Map Showing Post-Grad Plans of California High Schoolers Canceled — Because It’s ‘Toxic’ Culture

(Pixabay)
The editors’ attempt to shield students from tough feelings may actually wind up shielding them from reality.

A  fancy California high school is no longer going to publish a map showing the post-graduation plans of its students because editors of the school newspaper decided that it was too “toxic.”

Palo Alto High School — which, as Campus Reform notes, James Franco and Jeremy Lin both attended — will not feature the map in its newspaper (called the Campanile) because the five student editors decided that it “contributes to the toxic, comparison-driven culture,” according to the Washington Post.

“The Post-Paly Plans Map has historically been one of The Campanile’s most highly anticipated pieces,” stated a post in the student newspaper. “Though its intended purpose was to celebrate the post-graduation plans of every senior, the reality is the map contributes to the toxic, comparison-driven culture at Paly.”

“Our community fosters a college-centric mindset which erodes one’s sense of value and can lead to students with less traditional plans feeling judged, embarrassed or underrepresented,” the post continued. “This worldview sets the bar for achievement extremely high and punishes anyone who falls short.”

Instead of the map, the post announced, the editors “decided to publish a series of quotes portraying Paly community members’ perspectives on the culture at our school and alternative post-graduation paths.”

Sorry, but I have to admit that this made me roll my eyes so hard that I almost fell out of my chair.

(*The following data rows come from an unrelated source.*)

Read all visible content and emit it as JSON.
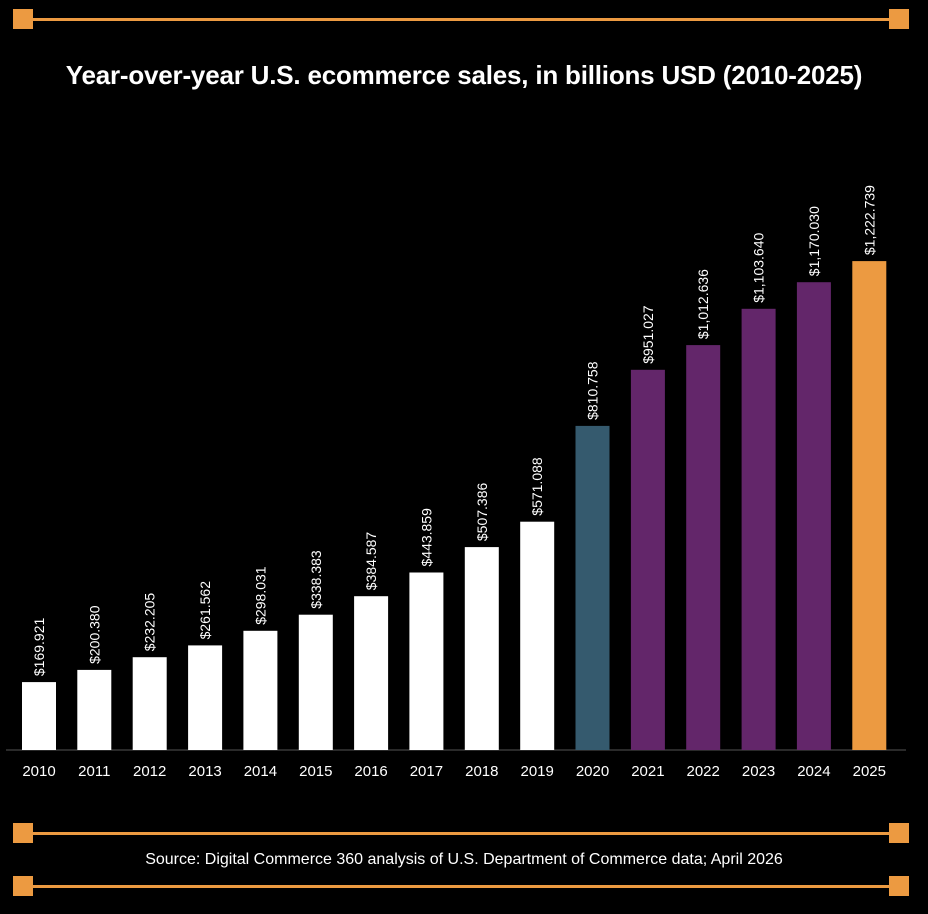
{
  "title": "Year-over-year U.S. ecommerce sales, in billions USD (2010-2025)",
  "source": "Source: Digital Commerce 360 analysis of U.S. Department of Commerce data; April 2026",
  "colors": {
    "background": "#000000",
    "accent": "#ec9a41",
    "default_bar": "#ffffff",
    "bar_2020": "#355a6e",
    "bar_2021_2024": "#63266a",
    "bar_2025": "#ec9a41",
    "text": "#ffffff",
    "axis": "#555555"
  },
  "chart_data": {
    "type": "bar",
    "title": "Year-over-year U.S. ecommerce sales, in billions USD (2010-2025)",
    "xlabel": "",
    "ylabel": "",
    "ylim": [
      0,
      1400
    ],
    "grid": false,
    "legend": "none",
    "categories": [
      "2010",
      "2011",
      "2012",
      "2013",
      "2014",
      "2015",
      "2016",
      "2017",
      "2018",
      "2019",
      "2020",
      "2021",
      "2022",
      "2023",
      "2024",
      "2025"
    ],
    "values": [
      169.921,
      200.38,
      232.205,
      261.562,
      298.031,
      338.383,
      384.587,
      443.859,
      507.386,
      571.088,
      810.758,
      951.027,
      1012.636,
      1103.64,
      1170.03,
      1222.739
    ],
    "labels": [
      "$169.921",
      "$200.380",
      "$232.205",
      "$261.562",
      "$298.031",
      "$338.383",
      "$384.587",
      "$443.859",
      "$507.386",
      "$571.088",
      "$810.758",
      "$951.027",
      "$1,012.636",
      "$1,103.640",
      "$1,170.030",
      "$1,222.739"
    ],
    "bar_colors": [
      "#ffffff",
      "#ffffff",
      "#ffffff",
      "#ffffff",
      "#ffffff",
      "#ffffff",
      "#ffffff",
      "#ffffff",
      "#ffffff",
      "#ffffff",
      "#355a6e",
      "#63266a",
      "#63266a",
      "#63266a",
      "#63266a",
      "#ec9a41"
    ]
  }
}
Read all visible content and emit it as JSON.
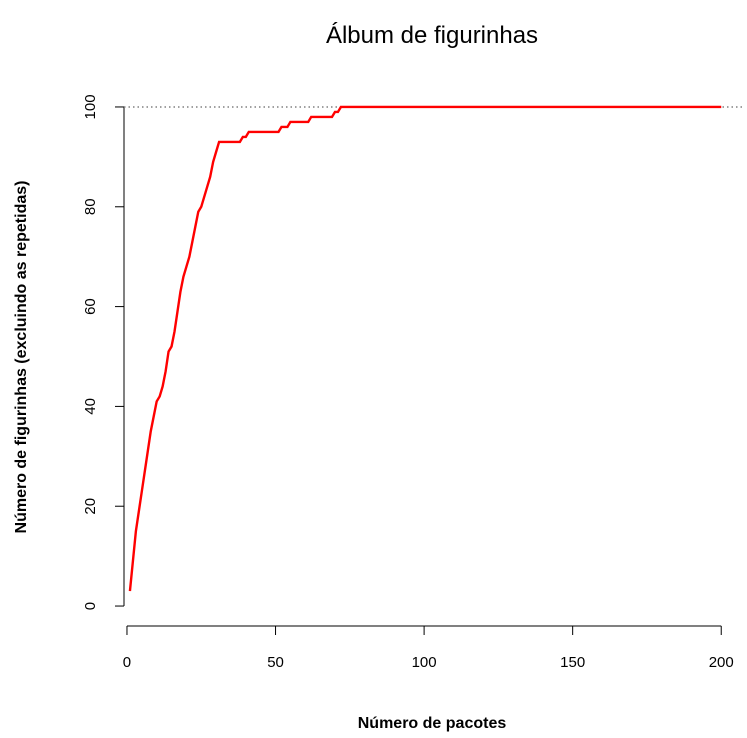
{
  "chart_data": {
    "type": "line",
    "title": "Álbum de figurinhas",
    "xlabel": "Número de pacotes",
    "ylabel": "Número de figurinhas (excluindo as repetidas)",
    "xlim": [
      -1,
      208
    ],
    "ylim": [
      -4,
      104
    ],
    "xticks": [
      0,
      50,
      100,
      150,
      200
    ],
    "yticks": [
      0,
      20,
      40,
      60,
      80,
      100
    ],
    "grid": false,
    "reference_line": {
      "y": 100,
      "style": "dotted",
      "color": "#808080"
    },
    "series": [
      {
        "color": "#ff0000",
        "x": [
          1,
          2,
          3,
          4,
          5,
          6,
          7,
          8,
          9,
          10,
          11,
          12,
          13,
          14,
          15,
          16,
          17,
          18,
          19,
          20,
          21,
          22,
          23,
          24,
          25,
          26,
          27,
          28,
          29,
          30,
          31,
          32,
          33,
          34,
          35,
          36,
          37,
          38,
          39,
          40,
          41,
          42,
          43,
          44,
          45,
          46,
          47,
          48,
          49,
          50,
          51,
          52,
          53,
          54,
          55,
          56,
          57,
          58,
          59,
          60,
          61,
          62,
          63,
          64,
          65,
          66,
          67,
          68,
          69,
          70,
          71,
          72,
          73,
          74,
          75,
          76,
          77,
          78,
          200
        ],
        "y": [
          3,
          9,
          15,
          19,
          23,
          27,
          31,
          35,
          38,
          41,
          42,
          44,
          47,
          51,
          52,
          55,
          59,
          63,
          66,
          68,
          70,
          73,
          76,
          79,
          80,
          82,
          84,
          86,
          89,
          91,
          93,
          93,
          93,
          93,
          93,
          93,
          93,
          93,
          94,
          94,
          95,
          95,
          95,
          95,
          95,
          95,
          95,
          95,
          95,
          95,
          95,
          96,
          96,
          96,
          97,
          97,
          97,
          97,
          97,
          97,
          97,
          98,
          98,
          98,
          98,
          98,
          98,
          98,
          98,
          99,
          99,
          100,
          100,
          100,
          100,
          100,
          100,
          100,
          100
        ]
      }
    ]
  }
}
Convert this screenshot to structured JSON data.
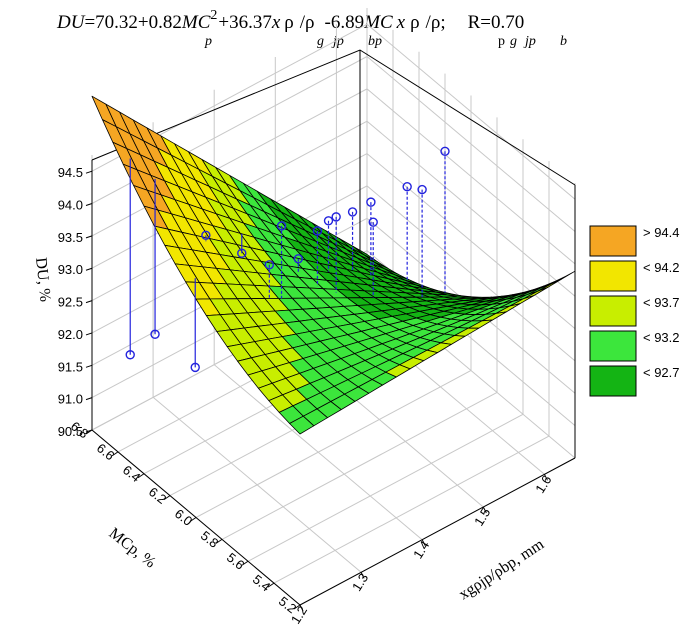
{
  "title": {
    "prefix": "DU",
    "part1": "=70.32+0.82",
    "mc": "MC",
    "sup2": "2",
    "part2": "+36.37",
    "x": "x",
    "rho": "ρ",
    "slash": "/ρ",
    "part3": "-6.89",
    "semi": ";",
    "r": "R=0.70",
    "sub_p": "p",
    "sub_g": "g",
    "sub_jp": "jp",
    "sub_bp": "bp",
    "sub_b": "b"
  },
  "axes": {
    "z_label": "DU, %",
    "y_label": "MCp, %",
    "x_label": "xgρjp/ρbp, mm"
  },
  "colors": {
    "gt_94_4": "#f5a623",
    "lt_94_2": "#f2e600",
    "lt_93_7": "#c8ee00",
    "lt_93_2": "#3ce63c",
    "lt_92_7": "#14b414",
    "points": "#2222dd"
  },
  "chart_data": {
    "type": "surface3d",
    "title": "DU=70.32+0.82MCp^2+36.37xgρjp/ρbp-6.89MCpxgρjp/ρb; R=0.70",
    "equation": {
      "intercept": 70.32,
      "c_mc2": 0.82,
      "c_x": 36.37,
      "c_mcx": -6.89,
      "R": 0.7
    },
    "x_axis": {
      "label": "xgρjp/ρbp, mm",
      "range": [
        1.2,
        1.65
      ],
      "ticks": [
        "1.2",
        "1.3",
        "1.4",
        "1.5",
        "1.6"
      ]
    },
    "y_axis": {
      "label": "MCp, %",
      "range": [
        5.2,
        6.8
      ],
      "ticks": [
        "5.2",
        "5.4",
        "5.6",
        "5.8",
        "6.0",
        "6.2",
        "6.4",
        "6.6",
        "6.8"
      ]
    },
    "z_axis": {
      "label": "DU, %",
      "range": [
        90.5,
        94.75
      ],
      "ticks": [
        "90.5",
        "91.0",
        "91.5",
        "92.0",
        "92.5",
        "93.0",
        "93.5",
        "94.0",
        "94.5"
      ]
    },
    "legend": [
      {
        "label": "> 94.4",
        "color": "#f5a623"
      },
      {
        "label": "< 94.2",
        "color": "#f2e600"
      },
      {
        "label": "< 93.7",
        "color": "#c8ee00"
      },
      {
        "label": "< 93.2",
        "color": "#3ce63c"
      },
      {
        "label": "< 92.7",
        "color": "#14b414"
      }
    ],
    "grid": true,
    "legend_position": "right",
    "observations": [
      {
        "x": 1.22,
        "mc": 6.6,
        "du": 91.9
      },
      {
        "x": 1.25,
        "mc": 6.55,
        "du": 92.15
      },
      {
        "x": 1.22,
        "mc": 6.1,
        "du": 92.55
      },
      {
        "x": 1.28,
        "mc": 6.3,
        "du": 93.95
      },
      {
        "x": 1.32,
        "mc": 6.0,
        "du": 93.8
      },
      {
        "x": 1.34,
        "mc": 6.0,
        "du": 94.3
      },
      {
        "x": 1.36,
        "mc": 6.4,
        "du": 93.1
      },
      {
        "x": 1.41,
        "mc": 6.2,
        "du": 93.1
      },
      {
        "x": 1.42,
        "mc": 6.1,
        "du": 93.65
      },
      {
        "x": 1.44,
        "mc": 6.05,
        "du": 93.85
      },
      {
        "x": 1.47,
        "mc": 6.25,
        "du": 93.3
      },
      {
        "x": 1.49,
        "mc": 6.0,
        "du": 93.6
      },
      {
        "x": 1.52,
        "mc": 6.3,
        "du": 93.1
      },
      {
        "x": 1.55,
        "mc": 6.3,
        "du": 93.1
      },
      {
        "x": 1.57,
        "mc": 6.0,
        "du": 93.7
      },
      {
        "x": 1.62,
        "mc": 6.35,
        "du": 92.9
      },
      {
        "x": 1.65,
        "mc": 6.2,
        "du": 93.55
      }
    ]
  }
}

Although I’m all for “alternative post-graduation paths” — after all, I don’t believe a four-year degree is always the best option for every young person, especially if he or she has to take out massive amounts of loans to get one — these students’ attempts at trying to protect students’ feelings is actually quite stupid.

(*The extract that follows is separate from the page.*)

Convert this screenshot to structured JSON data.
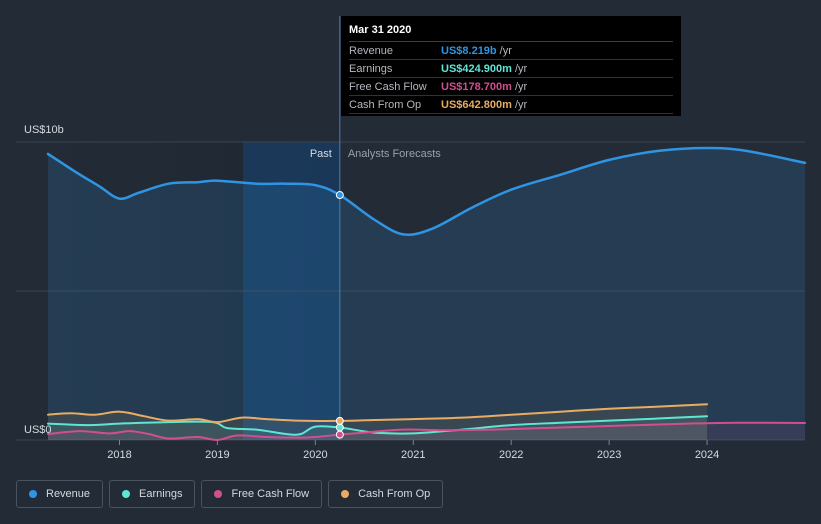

The truth is, the editors’ attempt to shield students from tough feelings may actually wind up shielding them from something else: reality. See, whether it’s on a map in the school newspaper or not, it’s still true that Jenny is planning to go to Harvard while Johnny is planning to sit around his mom’s basement and smoke weed. (Although, the way Ivy League education seems to be going these days, some could argue that Johnny might learn more than Jenny, especially if he’s more of a “nature-documentary-type” stoner.) Refusing to publish Jenny’s vs. Johnny’s plans might make Johnny feel better for a little while, but is that really even helping him? After all, it’s still true that he has a sad life — and he’s not going to be able to hide from that forever. Maybe, just maybe, actually feeling some of the shame when he sees that map in the school newspaper could actually motivate him to want to do bigger and better things instead of ripping bigger and better bongs.

Yes, feeling negative feelings is unpleasant, but the truth is, there are reasons why we as humans have evolved to feel them . . . and one of those reasons is that they can inspire us to do better. Think about it: Just like the physical illness that you experience from eating too much candy can compel you to avoid eating so much unhealthy food in the future, the emotional discomfort you experience from underachieving can compel you to make healthier choices in that area of your life, too. Bad feelings aren’t fun, but they can serve a purpose — and it’s better for these kids (read: mostly young adults) to start learning this sooner rather than later.